Studi yang dilakukan ini juga menyoroti duka yang dialami oleh para perempuan tersebut. Malah sebenarnya, banyak diungkapkan lebih besar duka yang ditinggalkan dari fenomena ini.
Aspek Legalitas
Kawin kontrak adalah sebuah bentuk perkawinan yang akan dibatasi oleh waktu tertentu sesuai kesepakatan dua belah pihak, baik WNA dan pasangannya. Bentuk perkawinan ini tidak sah menurut UU No. 1 Tahun. 1974, karena melanggar ketentuan pasal 2 ayat (2) UU No. 1 Tahun 1974, hal ini karena tidak dilakukannya pencatatan pada pejabat yang berwenang (KUA). Bila kawin kontrak ini suatu saat akan membuahkan keturunan, bagaimana dengan status sang anak?
Aspek Psikologis
Kawin kontrak ini sebagian besar merupakan hubungan yang mungkin saja tidak sepenuhnya bisa melibatkan emosi secara penuh, karena banyak ketidakpastian dan hanya berdasar hubungan transaksional saja. Setelah kontrak tersebut selesai maka afeksi-emosi tersebut ‘harus’ selesai. Apakah hal ini sebuah hal yang mudah? Saya koq sangsi.
Aspek Sosial - Etis
Kawin kontrak memang bukan opsi populer yang bisa diterima oleh masyarakat dengan adat ketimuran yang kental. Banyak stigma negatif yang akan disandang oleh mereka yang telah usai melakukannya. Masyarakat menjadi salah satu kontrol sosial yang signifikan dalam hal ini. Stigma negatif, nyinyiran tetangga akan menjadi sebuah hal utama yang bisa menjadi masalah berikutnya.
Aspek Budaya
Menjalankan praktek kawin kontrak dengan warga negara asing juga merupakan hal yang bisa dibilang tidak mudah. Budaya kedua pasangan pasti sangat berbeda, apalagi kondisi yang dialami oleh pasangan kawin kontrak, dengan muatan transaksional bisnis yang kuat, tentu bukan perkara mudah. Ada sentuhan 'feodalisme' di dalamnya (walau tidak bisa digeneralisir). Budaya dan bahasa menjadi sebuah kendala yang berarti sejak kontrak dilakukan. Hal keempat ini menjadi pertimbangan yang seharusnya dipikirkan matang.

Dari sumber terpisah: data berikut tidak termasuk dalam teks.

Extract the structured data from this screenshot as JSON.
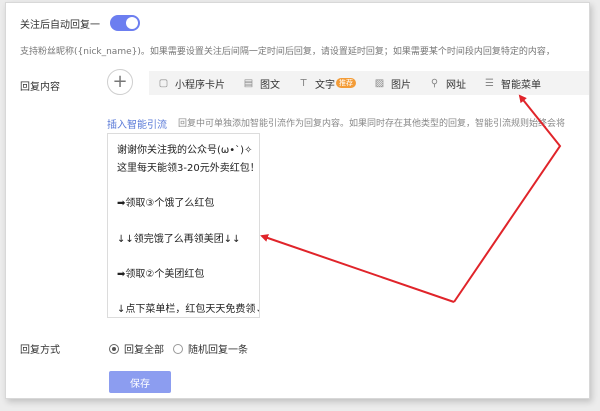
{
  "follow_reply": {
    "label": "关注后自动回复一",
    "enabled": true
  },
  "tip": "支持粉丝昵称({nick_name})。如果需要设置关注后间隔一定时间后回复，请设置延时回复；如果需要某个时间段内回复特定的内容，",
  "reply_content": {
    "label": "回复内容",
    "add_symbol": "+",
    "toolbar": [
      {
        "icon": "miniprogram-card-icon",
        "glyph": "▢",
        "label": "小程序卡片",
        "badge": ""
      },
      {
        "icon": "image-text-icon",
        "glyph": "▤",
        "label": "图文",
        "badge": ""
      },
      {
        "icon": "text-icon",
        "glyph": "T",
        "label": "文字",
        "badge": "推荐"
      },
      {
        "icon": "image-icon",
        "glyph": "▨",
        "label": "图片",
        "badge": ""
      },
      {
        "icon": "link-icon",
        "glyph": "⚲",
        "label": "网址",
        "badge": ""
      },
      {
        "icon": "menu-icon",
        "glyph": "☰",
        "label": "智能菜单",
        "badge": ""
      }
    ],
    "smart_link": "插入智能引流",
    "smart_desc": "回复中可单独添加智能引流作为回复内容。如果同时存在其他类型的回复，智能引流规则始终会将",
    "message_lines": [
      "谢谢你关注我的公众号(ω•ˋ)✧",
      "这里每天能领3-20元外卖红包！",
      "",
      "➡领取③个饿了么红包",
      "",
      "↓↓领完饿了么再领美团↓↓",
      "",
      "➡领取②个美团红包",
      "",
      "↓点下菜单栏，红包天天免费领↓"
    ]
  },
  "reply_mode": {
    "label": "回复方式",
    "options": [
      {
        "label": "回复全部",
        "selected": true
      },
      {
        "label": "随机回复一条",
        "selected": false
      }
    ]
  },
  "save_label": "保存",
  "colors": {
    "accent": "#6c7ef0",
    "save_button": "#8c9df0",
    "link": "#5b7bd8",
    "arrow": "#e0242a",
    "badge": "#f39c38"
  }
}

Kisah nyata dialami oleh salah seorang pelaku kawin kontrak yang ditemui oleh sahabat saya dalam studi kasusnya tersebut, sebut saja Stevi. Kesepakatan dengan WNA yang menjadikan Stevi sebagai istri kontrak selama beberapa waktu tesebut mengatur sejumlah perjanjian, diantaranya, bila dalam pernikahan tersebut lahir anak laki-laki, maka kehidupan Stevi dan anaknya akan ditopang secara penuh dan permanen. Anak tersebut akan diakui secara sah sebagai anak dari WNA tersebut, namun bila anak yang dilahirkan kelak berjenis kelamin perempuan maka perjanjian tersebut otomatis batal.
Tentu bukan hal yang mudah bagi Stevi dalam melakoni praktek kawin kontrak semacam ini. Bila dikaji lebih dalam maka pertimbangan ekonomi tentu bukan segalanya. Banyak sekali hal yang tidak bisa diterima secara akal sehat. Banyak duka dan negatifnya, bahkan. Bagaimana dengan kehidupan anak perempuan yang dilahirkan dalam situasi tersebut? Bukan saja aspek ekonominya, tetapi bagaimana dengan aspek legalitas, psikologis, sosial sang anak kelak? Lalu, bagaimana dengan dampak psikis, emosi, juga sosial yang akan dirasakan oleh perempuan-perempuan seperti Stevi?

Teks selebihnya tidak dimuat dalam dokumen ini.